Here you can find an example Vote contract integration:

// SPDX-License-Identifier: GPL-3.0
pragma solidity ^0.8.19;

import "@anon-aadhaar/contracts/interfaces/IAnonAadhaar.sol";
import "@anon-aadhaar/contracts/interfaces/IAnonAadhaarVote.sol";

contract AnonAadhaarVote is IAnonAadhaarVote {
    string public votingQuestion;
    address public anonAadhaarVerifierAddr;

    // List of proposals
    Proposal[] public proposals;

    // Mapping to track if a userNullifier has already voted
    mapping(uint256 => bool) public hasVoted;

    // Constructor to initialize proposals
    constructor(string memory _votingQuestion, string[] memory proposalDescriptions, address _verifierAddr) {
        anonAadhaarVerifierAddr = _verifierAddr;
        votingQuestion = _votingQuestion;
        for (uint256 i = 0; i < proposalDescriptions.length; i++) {
            proposals.push(Proposal(proposalDescriptions[i], 0));
        }
    }

    /// @dev Convert an address to uint256, used to check against signal.
    /// @param _addr: msg.sender address.
    /// @return Address msg.sender's address in uint256
    function addressToUint256(address _addr) private pure returns (uint256) {
        return uint256(uint160(_addr));
    }

    /// @dev Check if the timestamp is more recent than (current time - 3 hours)
    /// @param timestamp: msg.sender address.
    /// @return bool
    function isLessThan3HoursAgo(uint timestamp) public view returns (bool) {
        return timestamp > (block.timestamp - 3 * 60 * 60);
    }

    /// @dev Register a vote in the contract.
    /// @param proposalIndex: Index of the proposal you want to vote for.
    /// @param nullifierSeed: Nullifier Seed used while generating the proof.
    /// @param nullifier: Nullifier for the user's Aadhaar data.
    /// @param timestamp: Timestamp of when the QR code was signed.
    /// @param signal: signal used while generating the proof, should be equal to msg.sender.
    /// @param revealArray: Array of the values used as input for the proof generation (equal to [0, 0, 0, 0] if no field reveal where asked).
    /// @param groth16Proof: SNARK Groth16 proof.
    function voteForProposal(
        uint256 proposalIndex,
        uint nullifierSeed,
        uint nullifier,
        uint timestamp,
        uint signal,
        uint[4] memory revealArray,
        uint[8] memory groth16Proof
    ) public {
        require(
            proposalIndex < proposals.length,
            '[AnonAadhaarVote]: Invalid proposal index'
        );
        require(
            addressToUint256(msg.sender) == signal,
            '[AnonAadhaarVote]: wrong user signal sent.'
        );
        require(
            isLessThan3HoursAgo(timestamp) == true,
            '[AnonAadhaarVote]: Proof must be generated with Aadhaar data generated less than 3 hours ago.'
        );
        require(
            IAnonAadhaar(anonAadhaarVerifierAddr).verifyAnonAadhaarProof(
                nullifierSeed, // nulifier seed
                nullifier,
                timestamp,
                signal,
                revealArray,
                groth16Proof
            ) == true,
            '[AnonAadhaarVote]: proof sent is not valid.'
        );
        // Check that user hasn't already voted
        require(
            !hasVoted[nullifier],
            '[AnonAadhaarVote]: User has already voted'
        );

        proposals[proposalIndex].voteCount++;
        hasVoted[nullifier] = true;

        emit Voted(msg.sender, proposalIndex);
    }
}

There is some some important details to notice here.
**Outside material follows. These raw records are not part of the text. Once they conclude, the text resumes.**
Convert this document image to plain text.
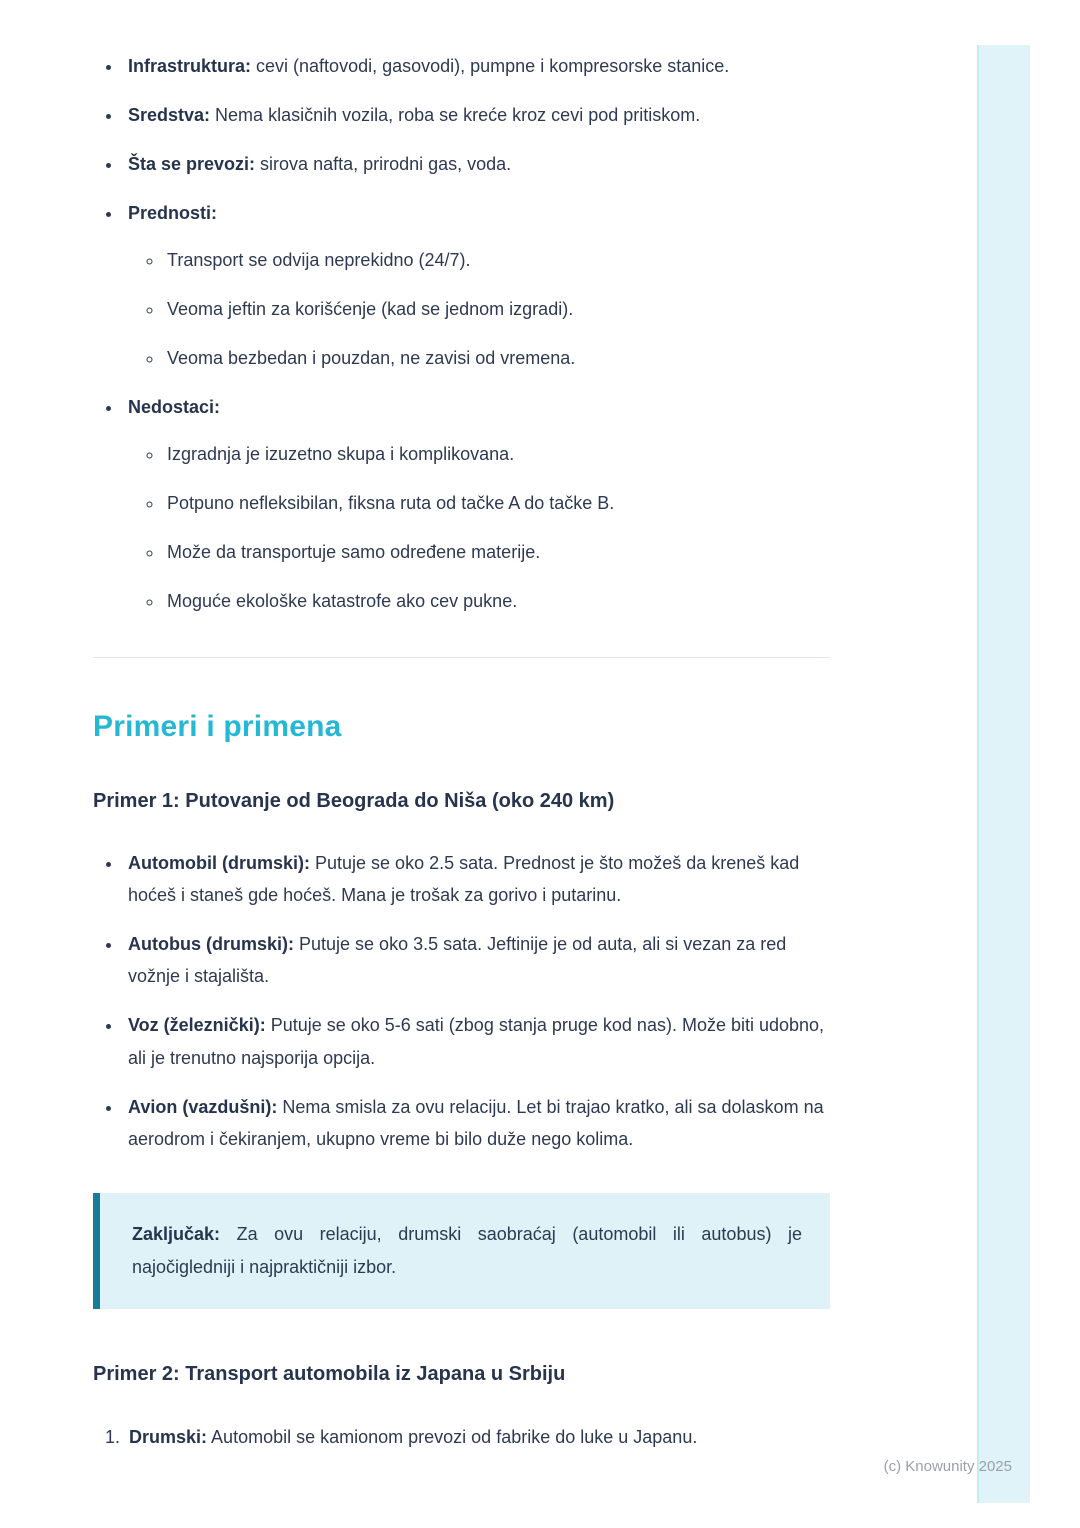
• Infrastruktura: cevi (naftovodi, gasovodi), pumpne i kompresorske stanice.
• Sredstva: Nema klasičnih vozila, roba se kreće kroz cevi pod pritiskom.
• Šta se prevozi: sirova nafta, prirodni gas, voda.
• Prednosti:
◦ Transport se odvija neprekidno (24/7).
◦ Veoma jeftin za korišćenje (kad se jednom izgradi).
◦ Veoma bezbedan i pouzdan, ne zavisi od vremena.
• Nedostaci:
◦ Izgradnja je izuzetno skupa i komplikovana.
◦ Potpuno nefleksibilan, fiksna ruta od tačke A do tačke B.
◦ Može da transportuje samo određene materije.
◦ Moguće ekološke katastrofe ako cev pukne.
Primeri i primena
Primer 1: Putovanje od Beograda do Niša (oko 240 km)
• Automobil (drumski): Putuje se oko 2.5 sata. Prednost je što možeš da kreneš kad hoćeš i staneš gde hoćeš. Mana je trošak za gorivo i putarinu.
• Autobus (drumski): Putuje se oko 3.5 sata. Jeftinije je od auta, ali si vezan za red vožnje i stajališta.
• Voz (železnički): Putuje se oko 5-6 sati (zbog stanja pruge kod nas). Može biti udobno, ali je trenutno najsporija opcija.
• Avion (vazdušni): Nema smisla za ovu relaciju. Let bi trajao kratko, ali sa dolaskom na aerodrom i čekiranjem, ukupno vreme bi bilo duže nego kolima.

Zaključak: Za ovu relaciju, drumski saobraćaj (automobil ili autobus) je najočigledniji i najpraktičniji izbor.

Primer 2: Transport automobila iz Japana u Srbiju
1. Drumski: Automobil se kamionom prevozi od fabrike do luke u Japanu.
(c) Knowunity 2025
  • signal, is used as way to prevent from the proof being front-runned, while the proof will be generated the user will commit to his address as a signal and the contract will check that the msg.sender is corresponding to the signal.
  • timestamp, is used as a way to verify that the proof was generated from a QR code created less than # hours ago.
  • nullifier, is used to nullify the user contract interaction, letting him voting only once as the nullifier will remain unique for each identity.
  • nullifierSeed, to prevent double spending, letting your app know what was the seed to the nullifier.